Il tasso di disoccupazione negli Stati Uniti è cresciuto in agosto al 4,9 per cento. Il dato è superiore alle stime degli analisti che si attendevano un tasso del 4,6 per cento. Nel periodo sono stati persi 113.000 posti di lavoro.
Il rallentamento dell’economia Usa comincia a far sentire appieno il suo peso sul mercato del lavoro. I licenziamenti a catena da parte delle società hanno fatto fare un balzo in avanti al tasso di disoccupazione, passato dal 4,5% di luglio al 4,9% in agosto. Contemporaneamente le società hanno dovuto registrare un aumento del salario orario dello 0,3 per cento.

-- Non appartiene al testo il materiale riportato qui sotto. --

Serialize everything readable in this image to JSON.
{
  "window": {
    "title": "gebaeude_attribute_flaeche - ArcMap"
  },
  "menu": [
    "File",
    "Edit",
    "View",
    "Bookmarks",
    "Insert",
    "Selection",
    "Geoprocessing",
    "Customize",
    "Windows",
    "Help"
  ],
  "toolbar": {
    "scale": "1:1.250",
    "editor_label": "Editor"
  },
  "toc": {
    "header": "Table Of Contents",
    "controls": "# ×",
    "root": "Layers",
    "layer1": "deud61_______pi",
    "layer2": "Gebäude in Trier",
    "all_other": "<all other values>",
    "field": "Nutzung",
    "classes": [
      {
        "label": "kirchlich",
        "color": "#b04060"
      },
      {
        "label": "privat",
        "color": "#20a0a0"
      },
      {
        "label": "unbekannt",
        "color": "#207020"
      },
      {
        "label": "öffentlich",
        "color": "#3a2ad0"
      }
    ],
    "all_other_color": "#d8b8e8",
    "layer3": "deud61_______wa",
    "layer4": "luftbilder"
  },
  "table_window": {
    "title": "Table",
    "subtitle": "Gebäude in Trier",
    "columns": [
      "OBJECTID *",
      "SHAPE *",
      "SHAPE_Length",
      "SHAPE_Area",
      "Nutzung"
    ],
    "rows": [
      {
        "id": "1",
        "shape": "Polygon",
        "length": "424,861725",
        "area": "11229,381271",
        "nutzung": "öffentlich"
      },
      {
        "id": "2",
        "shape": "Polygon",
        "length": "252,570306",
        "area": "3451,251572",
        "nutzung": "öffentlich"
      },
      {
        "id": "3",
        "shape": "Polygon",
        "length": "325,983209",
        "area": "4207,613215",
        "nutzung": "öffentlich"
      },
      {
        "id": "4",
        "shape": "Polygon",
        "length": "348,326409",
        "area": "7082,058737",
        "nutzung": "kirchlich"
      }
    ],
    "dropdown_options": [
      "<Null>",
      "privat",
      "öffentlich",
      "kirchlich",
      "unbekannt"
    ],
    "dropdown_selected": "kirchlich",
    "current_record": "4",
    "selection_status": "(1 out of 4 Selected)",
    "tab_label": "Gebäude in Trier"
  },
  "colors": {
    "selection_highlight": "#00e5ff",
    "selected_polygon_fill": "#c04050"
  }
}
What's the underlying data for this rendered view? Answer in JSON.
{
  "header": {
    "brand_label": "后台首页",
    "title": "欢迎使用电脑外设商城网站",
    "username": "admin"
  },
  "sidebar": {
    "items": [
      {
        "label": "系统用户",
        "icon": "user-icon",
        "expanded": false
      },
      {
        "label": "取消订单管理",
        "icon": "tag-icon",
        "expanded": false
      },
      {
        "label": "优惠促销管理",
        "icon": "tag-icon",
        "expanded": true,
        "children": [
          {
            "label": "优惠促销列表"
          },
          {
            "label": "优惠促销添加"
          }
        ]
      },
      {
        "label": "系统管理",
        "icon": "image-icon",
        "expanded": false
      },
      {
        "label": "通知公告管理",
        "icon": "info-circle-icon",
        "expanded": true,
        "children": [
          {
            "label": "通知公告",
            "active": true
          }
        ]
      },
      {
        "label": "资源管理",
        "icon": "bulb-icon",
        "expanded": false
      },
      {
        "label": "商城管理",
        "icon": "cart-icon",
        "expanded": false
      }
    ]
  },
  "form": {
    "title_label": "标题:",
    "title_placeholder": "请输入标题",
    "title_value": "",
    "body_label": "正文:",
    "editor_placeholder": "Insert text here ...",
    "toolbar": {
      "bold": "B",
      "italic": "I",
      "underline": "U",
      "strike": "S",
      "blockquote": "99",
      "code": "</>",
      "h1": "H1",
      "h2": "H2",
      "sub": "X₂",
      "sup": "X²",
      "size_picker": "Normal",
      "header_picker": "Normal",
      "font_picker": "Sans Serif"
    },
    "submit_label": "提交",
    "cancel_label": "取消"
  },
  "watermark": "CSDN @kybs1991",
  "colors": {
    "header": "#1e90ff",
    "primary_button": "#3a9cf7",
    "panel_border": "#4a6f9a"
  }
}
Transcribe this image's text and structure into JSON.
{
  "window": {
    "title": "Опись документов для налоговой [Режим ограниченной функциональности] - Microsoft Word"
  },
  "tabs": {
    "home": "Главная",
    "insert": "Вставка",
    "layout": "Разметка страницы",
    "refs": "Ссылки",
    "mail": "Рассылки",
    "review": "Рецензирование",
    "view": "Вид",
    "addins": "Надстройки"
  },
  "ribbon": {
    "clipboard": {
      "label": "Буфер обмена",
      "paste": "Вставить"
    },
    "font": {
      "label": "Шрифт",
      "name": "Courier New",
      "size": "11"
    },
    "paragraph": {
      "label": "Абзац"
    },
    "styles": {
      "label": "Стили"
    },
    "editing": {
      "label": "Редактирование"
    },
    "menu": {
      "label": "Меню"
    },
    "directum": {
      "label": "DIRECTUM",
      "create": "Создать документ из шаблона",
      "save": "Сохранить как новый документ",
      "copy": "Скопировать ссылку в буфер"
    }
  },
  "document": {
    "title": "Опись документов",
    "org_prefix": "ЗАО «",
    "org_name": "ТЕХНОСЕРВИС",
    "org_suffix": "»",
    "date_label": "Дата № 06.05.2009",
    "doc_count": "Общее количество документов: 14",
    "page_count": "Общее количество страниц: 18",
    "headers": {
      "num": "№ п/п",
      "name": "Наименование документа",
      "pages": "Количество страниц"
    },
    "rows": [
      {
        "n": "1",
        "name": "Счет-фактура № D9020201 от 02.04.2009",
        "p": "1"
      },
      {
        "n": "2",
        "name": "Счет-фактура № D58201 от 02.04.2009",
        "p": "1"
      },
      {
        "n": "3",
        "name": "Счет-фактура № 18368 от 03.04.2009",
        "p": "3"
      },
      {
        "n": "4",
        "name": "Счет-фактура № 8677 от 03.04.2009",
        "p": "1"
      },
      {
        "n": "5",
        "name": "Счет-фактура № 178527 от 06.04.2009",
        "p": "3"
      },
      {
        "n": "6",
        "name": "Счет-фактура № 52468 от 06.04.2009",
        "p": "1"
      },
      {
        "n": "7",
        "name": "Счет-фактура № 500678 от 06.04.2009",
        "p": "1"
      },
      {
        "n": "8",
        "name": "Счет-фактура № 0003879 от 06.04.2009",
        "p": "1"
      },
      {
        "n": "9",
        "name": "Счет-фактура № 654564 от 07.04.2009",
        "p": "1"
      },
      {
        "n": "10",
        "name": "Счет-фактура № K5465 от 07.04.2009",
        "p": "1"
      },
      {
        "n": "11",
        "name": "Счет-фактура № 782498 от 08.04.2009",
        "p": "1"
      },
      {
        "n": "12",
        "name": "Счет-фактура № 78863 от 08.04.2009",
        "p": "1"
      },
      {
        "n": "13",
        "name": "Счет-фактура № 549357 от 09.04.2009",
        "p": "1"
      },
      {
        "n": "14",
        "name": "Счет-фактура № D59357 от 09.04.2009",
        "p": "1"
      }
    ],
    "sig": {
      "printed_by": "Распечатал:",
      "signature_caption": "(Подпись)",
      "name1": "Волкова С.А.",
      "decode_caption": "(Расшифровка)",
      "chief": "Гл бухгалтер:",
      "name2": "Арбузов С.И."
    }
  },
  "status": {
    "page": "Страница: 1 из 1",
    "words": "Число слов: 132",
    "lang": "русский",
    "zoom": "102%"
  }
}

Sebbene il 4,9% rimanga ancora basso rispetto alla media
storica, esso rappresenta il picco più alto dal settembre
1997, e un punto percentuale in più rispetto al 3,9% dello
scorso ottobre. Nel solo mese di agosto sono andati persi
113.000 posti di lavoro. I numeri forniti dal dipartimento
del Lavoro Usa indicano che la situazione rimane
particolarmente grave nel settore manufatturiero, che
nell’ultimo mese ha tagliato 141.000 dipendenti. Il
settore servizi ha invece aggiunto 23.000 posti di lavoro.
Dal luglio 2000, sono più di un milione i posti di lavoro
persi dal comparto. La debolezza in cui si trova il mercato del lavoro suggerisce che l’economia nel suo complesso potrebbe rimanere debole anche nel prossimo futuro. Ciò aumenta le probabilità di un nuovo taglio dei tassi d’interesse da parte della Fed durante il suo vertice di ottobre.